Parish names also varied by including something about the location of the church which served as its anchor. So All Hallows the Less was also known as “All Hallows upon the Cellar,” because it was built over the vaults of a cellar, and as “All Hallows near the Ropery,” because the parish was near the Thames in a part of the city where rope was made. People would also use street names or a general location to help identify a parish, which was useful in a city where many of the parishes shared names. You could make sure someone went to the right St Olave by telling them to go to St Olave Silver Street, not St Olave in the Old Jury or the St Olave in Southwark. It would also help you distinguish between the many St Michaels within the city walls: Were you looking for the one in Cornhill, on Wood St, in the Querne, or the one on Crooked Lane also known as “towards the Bridge”? 

These geographical distinctions also helped when a new church with a similar name was added to the Bills. For years, there was only one Christ Church in the parishes in Middlesex and Surrey. When Christ Church Middlesex was established in 1729, however, the Bills started listing the older parish as “Christ Church Surrey” in order to keep track of which was which. 
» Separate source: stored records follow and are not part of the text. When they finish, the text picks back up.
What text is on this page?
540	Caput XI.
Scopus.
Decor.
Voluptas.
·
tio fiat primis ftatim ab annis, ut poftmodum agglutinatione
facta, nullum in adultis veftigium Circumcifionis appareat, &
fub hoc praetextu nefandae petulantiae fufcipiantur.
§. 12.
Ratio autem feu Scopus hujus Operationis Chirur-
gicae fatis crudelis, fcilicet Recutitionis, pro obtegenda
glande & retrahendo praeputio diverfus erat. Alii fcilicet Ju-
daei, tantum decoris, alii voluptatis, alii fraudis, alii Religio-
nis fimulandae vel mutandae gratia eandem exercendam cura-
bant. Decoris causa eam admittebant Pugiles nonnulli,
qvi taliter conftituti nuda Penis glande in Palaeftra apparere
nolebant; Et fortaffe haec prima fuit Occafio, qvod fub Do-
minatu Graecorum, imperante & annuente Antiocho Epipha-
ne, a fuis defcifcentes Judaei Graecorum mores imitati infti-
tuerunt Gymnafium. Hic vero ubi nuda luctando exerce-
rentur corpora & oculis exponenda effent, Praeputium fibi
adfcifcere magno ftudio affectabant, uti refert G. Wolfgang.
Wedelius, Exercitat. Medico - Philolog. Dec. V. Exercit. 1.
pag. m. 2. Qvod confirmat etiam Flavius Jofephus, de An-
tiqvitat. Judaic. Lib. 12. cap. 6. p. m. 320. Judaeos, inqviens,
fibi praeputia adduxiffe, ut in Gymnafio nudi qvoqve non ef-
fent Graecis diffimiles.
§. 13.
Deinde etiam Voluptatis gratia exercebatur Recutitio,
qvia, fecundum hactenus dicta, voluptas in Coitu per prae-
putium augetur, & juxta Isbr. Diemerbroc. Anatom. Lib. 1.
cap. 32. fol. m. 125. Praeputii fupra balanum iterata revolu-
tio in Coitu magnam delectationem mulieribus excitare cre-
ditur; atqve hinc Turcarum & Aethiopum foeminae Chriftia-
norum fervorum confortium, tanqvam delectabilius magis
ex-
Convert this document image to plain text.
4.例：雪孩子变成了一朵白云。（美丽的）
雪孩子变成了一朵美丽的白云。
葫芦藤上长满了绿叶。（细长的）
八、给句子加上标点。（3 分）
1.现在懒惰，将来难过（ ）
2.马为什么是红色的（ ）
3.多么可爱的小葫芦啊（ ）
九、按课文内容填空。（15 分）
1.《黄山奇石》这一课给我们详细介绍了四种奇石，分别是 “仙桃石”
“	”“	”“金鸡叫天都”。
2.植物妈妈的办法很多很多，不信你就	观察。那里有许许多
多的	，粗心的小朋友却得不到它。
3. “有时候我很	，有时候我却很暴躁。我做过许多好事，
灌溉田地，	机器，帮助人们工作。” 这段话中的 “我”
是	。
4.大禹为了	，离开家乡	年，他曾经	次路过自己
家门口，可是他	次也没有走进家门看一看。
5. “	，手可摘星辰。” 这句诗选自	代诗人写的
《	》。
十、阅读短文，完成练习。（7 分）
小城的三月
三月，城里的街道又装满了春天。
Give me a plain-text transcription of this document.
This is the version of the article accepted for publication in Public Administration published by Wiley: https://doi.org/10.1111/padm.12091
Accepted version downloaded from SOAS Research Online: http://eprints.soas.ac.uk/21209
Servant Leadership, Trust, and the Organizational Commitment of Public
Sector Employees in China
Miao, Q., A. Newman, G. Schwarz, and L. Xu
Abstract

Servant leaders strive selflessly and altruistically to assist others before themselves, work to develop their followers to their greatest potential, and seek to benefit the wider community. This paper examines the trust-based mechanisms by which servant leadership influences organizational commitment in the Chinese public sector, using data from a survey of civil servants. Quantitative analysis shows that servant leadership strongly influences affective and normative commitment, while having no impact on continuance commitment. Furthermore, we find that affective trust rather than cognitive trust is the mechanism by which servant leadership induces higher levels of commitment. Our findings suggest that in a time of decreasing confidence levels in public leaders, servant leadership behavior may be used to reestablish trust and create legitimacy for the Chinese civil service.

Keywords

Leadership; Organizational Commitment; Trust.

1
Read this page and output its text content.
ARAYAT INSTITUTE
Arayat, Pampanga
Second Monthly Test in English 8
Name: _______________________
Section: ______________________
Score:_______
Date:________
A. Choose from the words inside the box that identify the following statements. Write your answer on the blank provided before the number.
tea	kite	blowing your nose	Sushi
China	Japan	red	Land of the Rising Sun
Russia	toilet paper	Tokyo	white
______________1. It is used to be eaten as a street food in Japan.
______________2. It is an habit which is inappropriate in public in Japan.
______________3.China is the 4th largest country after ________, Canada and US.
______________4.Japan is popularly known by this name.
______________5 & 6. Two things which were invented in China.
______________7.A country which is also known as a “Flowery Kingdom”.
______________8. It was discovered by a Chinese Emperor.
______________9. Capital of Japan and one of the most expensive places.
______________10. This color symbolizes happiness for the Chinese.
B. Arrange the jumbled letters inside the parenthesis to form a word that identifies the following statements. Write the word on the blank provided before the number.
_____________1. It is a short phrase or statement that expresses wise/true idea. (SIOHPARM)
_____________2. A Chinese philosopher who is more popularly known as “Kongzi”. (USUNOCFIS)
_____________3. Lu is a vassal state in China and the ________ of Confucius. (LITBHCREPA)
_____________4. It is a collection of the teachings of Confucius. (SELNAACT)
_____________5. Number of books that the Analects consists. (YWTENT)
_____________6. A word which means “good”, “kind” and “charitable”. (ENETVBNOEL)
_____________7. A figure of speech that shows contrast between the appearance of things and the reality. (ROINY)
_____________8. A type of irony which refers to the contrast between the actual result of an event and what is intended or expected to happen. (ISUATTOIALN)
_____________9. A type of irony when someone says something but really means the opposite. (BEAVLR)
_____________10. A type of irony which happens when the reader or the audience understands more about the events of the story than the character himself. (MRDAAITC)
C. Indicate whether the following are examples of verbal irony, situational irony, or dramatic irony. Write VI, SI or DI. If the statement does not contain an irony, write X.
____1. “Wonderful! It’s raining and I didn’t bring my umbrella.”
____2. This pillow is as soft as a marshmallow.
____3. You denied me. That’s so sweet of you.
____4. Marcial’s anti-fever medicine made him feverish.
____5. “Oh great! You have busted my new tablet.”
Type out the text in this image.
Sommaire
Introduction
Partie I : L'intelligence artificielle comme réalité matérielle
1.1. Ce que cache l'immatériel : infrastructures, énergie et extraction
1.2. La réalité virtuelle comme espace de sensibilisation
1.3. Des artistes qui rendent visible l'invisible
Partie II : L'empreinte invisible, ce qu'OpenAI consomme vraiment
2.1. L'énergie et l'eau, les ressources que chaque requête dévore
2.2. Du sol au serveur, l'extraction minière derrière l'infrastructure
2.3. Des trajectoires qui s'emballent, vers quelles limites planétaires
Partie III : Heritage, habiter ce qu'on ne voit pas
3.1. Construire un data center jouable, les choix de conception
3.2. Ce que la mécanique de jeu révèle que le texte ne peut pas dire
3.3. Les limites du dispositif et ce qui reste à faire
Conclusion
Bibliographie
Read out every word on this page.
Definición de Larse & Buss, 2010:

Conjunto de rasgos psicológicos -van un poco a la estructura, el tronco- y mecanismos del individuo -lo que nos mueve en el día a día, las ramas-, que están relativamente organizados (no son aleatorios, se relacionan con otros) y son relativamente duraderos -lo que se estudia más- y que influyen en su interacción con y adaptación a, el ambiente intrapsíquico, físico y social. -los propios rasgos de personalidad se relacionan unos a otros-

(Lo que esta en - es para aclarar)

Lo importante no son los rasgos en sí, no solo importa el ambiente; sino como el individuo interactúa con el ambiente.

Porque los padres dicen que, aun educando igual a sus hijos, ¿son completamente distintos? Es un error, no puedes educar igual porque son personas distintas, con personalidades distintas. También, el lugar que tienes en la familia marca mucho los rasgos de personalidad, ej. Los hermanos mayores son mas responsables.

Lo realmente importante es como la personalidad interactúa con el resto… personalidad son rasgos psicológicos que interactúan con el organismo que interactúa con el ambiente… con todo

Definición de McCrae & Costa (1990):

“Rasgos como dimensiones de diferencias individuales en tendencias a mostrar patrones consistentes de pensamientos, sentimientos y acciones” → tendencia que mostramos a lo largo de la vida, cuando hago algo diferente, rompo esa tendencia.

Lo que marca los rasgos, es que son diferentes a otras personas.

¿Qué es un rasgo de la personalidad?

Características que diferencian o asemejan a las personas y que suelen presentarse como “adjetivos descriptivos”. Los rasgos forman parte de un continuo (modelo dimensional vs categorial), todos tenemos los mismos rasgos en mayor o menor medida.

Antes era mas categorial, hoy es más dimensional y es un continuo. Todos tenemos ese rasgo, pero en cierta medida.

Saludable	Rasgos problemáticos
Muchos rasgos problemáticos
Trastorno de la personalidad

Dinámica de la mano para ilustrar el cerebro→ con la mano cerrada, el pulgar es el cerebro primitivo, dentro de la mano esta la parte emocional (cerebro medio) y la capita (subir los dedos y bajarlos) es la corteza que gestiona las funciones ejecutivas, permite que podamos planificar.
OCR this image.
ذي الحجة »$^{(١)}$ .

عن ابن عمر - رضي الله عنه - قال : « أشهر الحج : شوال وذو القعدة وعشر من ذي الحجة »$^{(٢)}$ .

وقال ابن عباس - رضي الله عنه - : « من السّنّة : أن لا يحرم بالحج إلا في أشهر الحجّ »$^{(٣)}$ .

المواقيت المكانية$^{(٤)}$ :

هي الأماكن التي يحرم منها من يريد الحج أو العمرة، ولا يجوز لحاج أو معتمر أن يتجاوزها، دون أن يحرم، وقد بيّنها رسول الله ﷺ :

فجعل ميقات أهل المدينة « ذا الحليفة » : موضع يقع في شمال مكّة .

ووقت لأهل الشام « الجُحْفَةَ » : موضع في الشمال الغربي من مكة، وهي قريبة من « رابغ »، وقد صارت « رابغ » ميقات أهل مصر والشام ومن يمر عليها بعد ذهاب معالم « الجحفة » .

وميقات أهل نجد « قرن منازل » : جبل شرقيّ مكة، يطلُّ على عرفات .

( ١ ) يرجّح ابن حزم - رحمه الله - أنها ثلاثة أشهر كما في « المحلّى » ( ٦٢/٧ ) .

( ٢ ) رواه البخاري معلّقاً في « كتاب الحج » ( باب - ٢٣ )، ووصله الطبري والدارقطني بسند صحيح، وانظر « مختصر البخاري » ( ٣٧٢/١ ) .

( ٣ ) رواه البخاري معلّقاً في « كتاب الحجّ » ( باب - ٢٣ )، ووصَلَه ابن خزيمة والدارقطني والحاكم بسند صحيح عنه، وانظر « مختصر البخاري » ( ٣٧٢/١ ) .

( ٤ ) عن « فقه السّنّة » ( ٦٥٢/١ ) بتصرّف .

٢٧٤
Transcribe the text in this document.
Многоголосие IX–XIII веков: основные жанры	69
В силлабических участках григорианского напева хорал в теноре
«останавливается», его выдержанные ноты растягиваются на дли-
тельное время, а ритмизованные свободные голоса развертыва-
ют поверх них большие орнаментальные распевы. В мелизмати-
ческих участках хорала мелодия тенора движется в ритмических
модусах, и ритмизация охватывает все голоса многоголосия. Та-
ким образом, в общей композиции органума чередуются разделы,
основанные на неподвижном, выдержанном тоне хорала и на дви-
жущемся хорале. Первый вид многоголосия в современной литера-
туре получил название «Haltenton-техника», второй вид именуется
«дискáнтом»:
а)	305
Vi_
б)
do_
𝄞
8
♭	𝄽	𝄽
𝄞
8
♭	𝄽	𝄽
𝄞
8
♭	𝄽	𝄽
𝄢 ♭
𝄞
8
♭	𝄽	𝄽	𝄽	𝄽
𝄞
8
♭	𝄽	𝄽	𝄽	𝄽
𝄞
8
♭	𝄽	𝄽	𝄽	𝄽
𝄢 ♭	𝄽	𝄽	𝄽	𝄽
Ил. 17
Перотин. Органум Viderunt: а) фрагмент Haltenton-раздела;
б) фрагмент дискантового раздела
Not all of the changes in parish names are so easy to follow, particularly those which were the result of a linguistic shift instead of a clarifying geographic addition. One that routinely trips up new transcribers is St Vedast aka St Foster. According to the Worshipful Company of Parish Clerks, St Vedast was a French saint. The name in England evolved through “Vastes, Fastes, Faster and Fauster to Foster.” Some of the Bills helpfully listed the parish as “St Vedast vulg. St Foster.” Vulg is short for “vulgar” which in this case didn’t mean rude but “commonly known as.”

While we can usually uncover which parish is meant by a new name in a Bill, we’ve found at least one mystery. The parish of “St Nicholas Willows” popped up in an early published bill from 1582. Stowe’s London Chronicles name it as a parish under Edward IV, but without any clear idea of where exactly it was. Two of the other St Nicholas parishes in London—St Nicholases Acons & Cole Abbey—are listed in the 1582 Bills, so these can’t be the Willows. We think it must be St Nicholas Olave, which had already appeared in a surviving 1562 bill as “Nycholas Ollyve” and appears again in a 1591 manuscript bill, alongside the other two St Nicholas parishes. But we haven’t yet found definitive proof.

As you can see, there are a lot of variations to keep track of when working with the Bills. The canonical parish name list we created thus allows us to standardize the data we generate from the Bills across the centuries, both in data exports and in the exploratory tables on our site (forthcoming). Our internal reference list includes the primary name we’re using in our transcription forms, with additional columns for name variations, first date in the Bills, and internal notes. We have also cross-referenced this list with the names for these parishes in two key sources: the list of parishes from the Worshipful Company of Parish Clerks and the Map of Early Modern London. Tracking how our canonical names correspond to these sources’ will help us create crosswalks between our data in the future. Because a parish by any other name is still the same place.